Points on the boundary of the polytope are expected to violate the inequalities by small amounts due to finite precision arithmetic. When I compute the violations for your A,b data with the code below, I find that they are indeed very small O(1e-13),
>> slacks=bsxfun(@minus, b,A*V');
>> violations = slacks(slacks<0)
I just did a test about your program, and I found that an extreme vertex that obtained does not satisfy all inequalities.

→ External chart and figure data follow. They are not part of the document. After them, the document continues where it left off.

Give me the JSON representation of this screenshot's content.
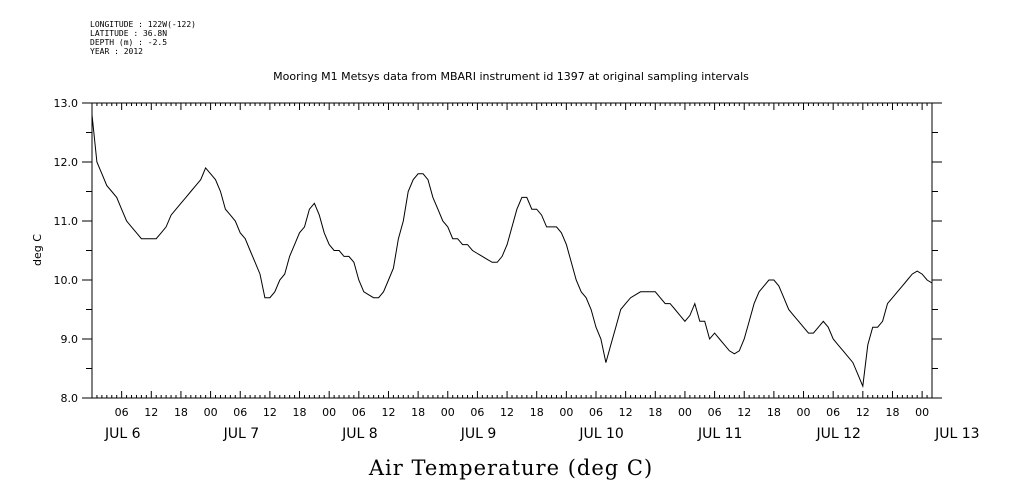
{
  "header": {
    "longitude": "LONGITUDE : 122W(-122)",
    "latitude": "LATITUDE : 36.8N",
    "depth": "DEPTH (m) : -2.5",
    "year": "YEAR : 2012"
  },
  "chart_data": {
    "type": "line",
    "subtitle": "Mooring M1 Metsys data from MBARI instrument id 1397 at original sampling intervals",
    "title": "Air Temperature (deg C)",
    "ylabel": "deg C",
    "xlabel": "",
    "ylim": [
      8.0,
      13.0
    ],
    "y_tick_labels": [
      "8.0",
      "9.0",
      "10.0",
      "11.0",
      "12.0",
      "13.0"
    ],
    "x_start_hour": 0,
    "x_end_hour": 170,
    "x_tick_labels": [
      "06",
      "12",
      "18",
      "00",
      "06",
      "12",
      "18",
      "00",
      "06",
      "12",
      "18",
      "00",
      "06",
      "12",
      "18",
      "00",
      "06",
      "12",
      "18",
      "00",
      "06",
      "12",
      "18",
      "00",
      "06",
      "12",
      "18",
      "00"
    ],
    "day_labels": [
      "JUL  6",
      "JUL  7",
      "JUL  8",
      "JUL  9",
      "JUL 10",
      "JUL 11",
      "JUL 12",
      "JUL 13"
    ],
    "grid": false,
    "series": [
      {
        "line_color": "#000000",
        "x": [
          0,
          1,
          2,
          3,
          4,
          5,
          6,
          7,
          8,
          9,
          10,
          11,
          12,
          13,
          14,
          15,
          16,
          17,
          18,
          19,
          20,
          21,
          22,
          23,
          24,
          25,
          26,
          27,
          28,
          29,
          30,
          31,
          32,
          33,
          34,
          35,
          36,
          37,
          38,
          39,
          40,
          41,
          42,
          43,
          44,
          45,
          46,
          47,
          48,
          49,
          50,
          51,
          52,
          53,
          54,
          55,
          56,
          57,
          58,
          59,
          60,
          61,
          62,
          63,
          64,
          65,
          66,
          67,
          68,
          69,
          70,
          71,
          72,
          73,
          74,
          75,
          76,
          77,
          78,
          79,
          80,
          81,
          82,
          83,
          84,
          85,
          86,
          87,
          88,
          89,
          90,
          91,
          92,
          93,
          94,
          95,
          96,
          97,
          98,
          99,
          100,
          101,
          102,
          103,
          104,
          105,
          106,
          107,
          108,
          109,
          110,
          111,
          112,
          113,
          114,
          115,
          116,
          117,
          118,
          119,
          120,
          121,
          122,
          123,
          124,
          125,
          126,
          127,
          128,
          129,
          130,
          131,
          132,
          133,
          134,
          135,
          136,
          137,
          138,
          139,
          140,
          141,
          142,
          143,
          144,
          145,
          146,
          147,
          148,
          149,
          150,
          151,
          152,
          153,
          154,
          155,
          156,
          157,
          158,
          159,
          160,
          161,
          162,
          163,
          164,
          165,
          166,
          167,
          168,
          169,
          170
        ],
        "values": [
          12.8,
          12.0,
          11.8,
          11.6,
          11.5,
          11.4,
          11.2,
          11.0,
          10.9,
          10.8,
          10.7,
          10.7,
          10.7,
          10.7,
          10.8,
          10.9,
          11.1,
          11.2,
          11.3,
          11.4,
          11.5,
          11.6,
          11.7,
          11.9,
          11.8,
          11.7,
          11.5,
          11.2,
          11.1,
          11.0,
          10.8,
          10.7,
          10.5,
          10.3,
          10.1,
          9.7,
          9.7,
          9.8,
          10.0,
          10.1,
          10.4,
          10.6,
          10.8,
          10.9,
          11.2,
          11.3,
          11.1,
          10.8,
          10.6,
          10.5,
          10.5,
          10.4,
          10.4,
          10.3,
          10.0,
          9.8,
          9.75,
          9.7,
          9.7,
          9.8,
          10.0,
          10.2,
          10.7,
          11.0,
          11.5,
          11.7,
          11.8,
          11.8,
          11.7,
          11.4,
          11.2,
          11.0,
          10.9,
          10.7,
          10.7,
          10.6,
          10.6,
          10.5,
          10.45,
          10.4,
          10.35,
          10.3,
          10.3,
          10.4,
          10.6,
          10.9,
          11.2,
          11.4,
          11.4,
          11.2,
          11.2,
          11.1,
          10.9,
          10.9,
          10.9,
          10.8,
          10.6,
          10.3,
          10.0,
          9.8,
          9.7,
          9.5,
          9.2,
          9.0,
          8.6,
          8.9,
          9.2,
          9.5,
          9.6,
          9.7,
          9.75,
          9.8,
          9.8,
          9.8,
          9.8,
          9.7,
          9.6,
          9.6,
          9.5,
          9.4,
          9.3,
          9.4,
          9.6,
          9.3,
          9.3,
          9.0,
          9.1,
          9.0,
          8.9,
          8.8,
          8.75,
          8.8,
          9.0,
          9.3,
          9.6,
          9.8,
          9.9,
          10.0,
          10.0,
          9.9,
          9.7,
          9.5,
          9.4,
          9.3,
          9.2,
          9.1,
          9.1,
          9.2,
          9.3,
          9.2,
          9.0,
          8.9,
          8.8,
          8.7,
          8.6,
          8.4,
          8.2,
          8.9,
          9.2,
          9.2,
          9.3,
          9.6,
          9.7,
          9.8,
          9.9,
          10.0,
          10.1,
          10.15,
          10.1,
          10.0,
          9.95
        ]
      }
    ]
  }
}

Note that I just test inequalities case (3D):
-32.7680000000000 17.6400000000000 -3.20000000000000
-3.37500000000000 6.25000000000000 -1.50000000000000
17.5760000000000 2.56000000000000 2.60000000000000
79.5070000000000 10.8900000000000 4.30000000000000
32.7680000000000 -17.6400000000000 3.20000000000000
3.37500000000000 -6.25000000000000 1.50000000000000
-17.5760000000000 -2.56000000000000 -2.60000000000000
-79.5070000000000 -10.8900000000000 -4.30000000000000
One of the extreme vertices: [1.5530 4.9322 9.7233]

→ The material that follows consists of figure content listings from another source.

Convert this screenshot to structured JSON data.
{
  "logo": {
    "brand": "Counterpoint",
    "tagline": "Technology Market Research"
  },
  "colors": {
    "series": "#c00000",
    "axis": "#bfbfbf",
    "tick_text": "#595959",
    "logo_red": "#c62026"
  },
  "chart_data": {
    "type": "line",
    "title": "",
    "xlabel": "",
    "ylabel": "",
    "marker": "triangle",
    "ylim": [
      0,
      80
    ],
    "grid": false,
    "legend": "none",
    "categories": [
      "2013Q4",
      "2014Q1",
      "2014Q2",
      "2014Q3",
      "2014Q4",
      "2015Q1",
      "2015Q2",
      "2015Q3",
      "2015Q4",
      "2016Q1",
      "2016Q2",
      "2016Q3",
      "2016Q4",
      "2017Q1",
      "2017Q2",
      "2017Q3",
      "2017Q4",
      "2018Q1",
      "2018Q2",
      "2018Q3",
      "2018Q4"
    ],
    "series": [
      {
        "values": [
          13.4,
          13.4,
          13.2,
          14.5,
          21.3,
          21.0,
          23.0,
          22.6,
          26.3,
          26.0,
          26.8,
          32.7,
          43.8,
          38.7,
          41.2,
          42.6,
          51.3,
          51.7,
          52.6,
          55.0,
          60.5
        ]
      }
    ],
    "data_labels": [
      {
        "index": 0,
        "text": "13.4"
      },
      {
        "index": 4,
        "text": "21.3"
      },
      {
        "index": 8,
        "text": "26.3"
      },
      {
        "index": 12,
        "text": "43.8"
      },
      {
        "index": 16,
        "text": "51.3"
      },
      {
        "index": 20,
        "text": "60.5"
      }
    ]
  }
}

In order to test if this three values satisfy all inequalities, I multiply A by [1.5530 4.9322 9.7233]' to compare the new set of b values with the previous b values, and I found not all of new b values less than the original b values, which means they are not satisfied.
You might already have a modification that you like, but I encourage you to look at QLCON2VERT, in my release yesterday. It allows you to supply an x0 as you asked, but it also works when there are equality constraints, i.e. x0 only has to be in the relative interior. Also, QLCON2VERT will skip the boundedness check by default, which can save a lot of time if you know a priori that the set is bounded. Finally, LCON2VERT itself should be faster now for certain problems. It now checks first whether the origin is an interior point, something it can do very quickly, before performing more complicated searches.
Disregard the previous question, I now see that it is easily modifiable. Simply
1. pass an extra argument x0 to con2vert
2. check if x0 in the polyhedron
2a. If yes, continue as normal with s = x0;
2b. Otherwise, set s = slackfun(pinv(A)*b) and proceed as if there were no x0.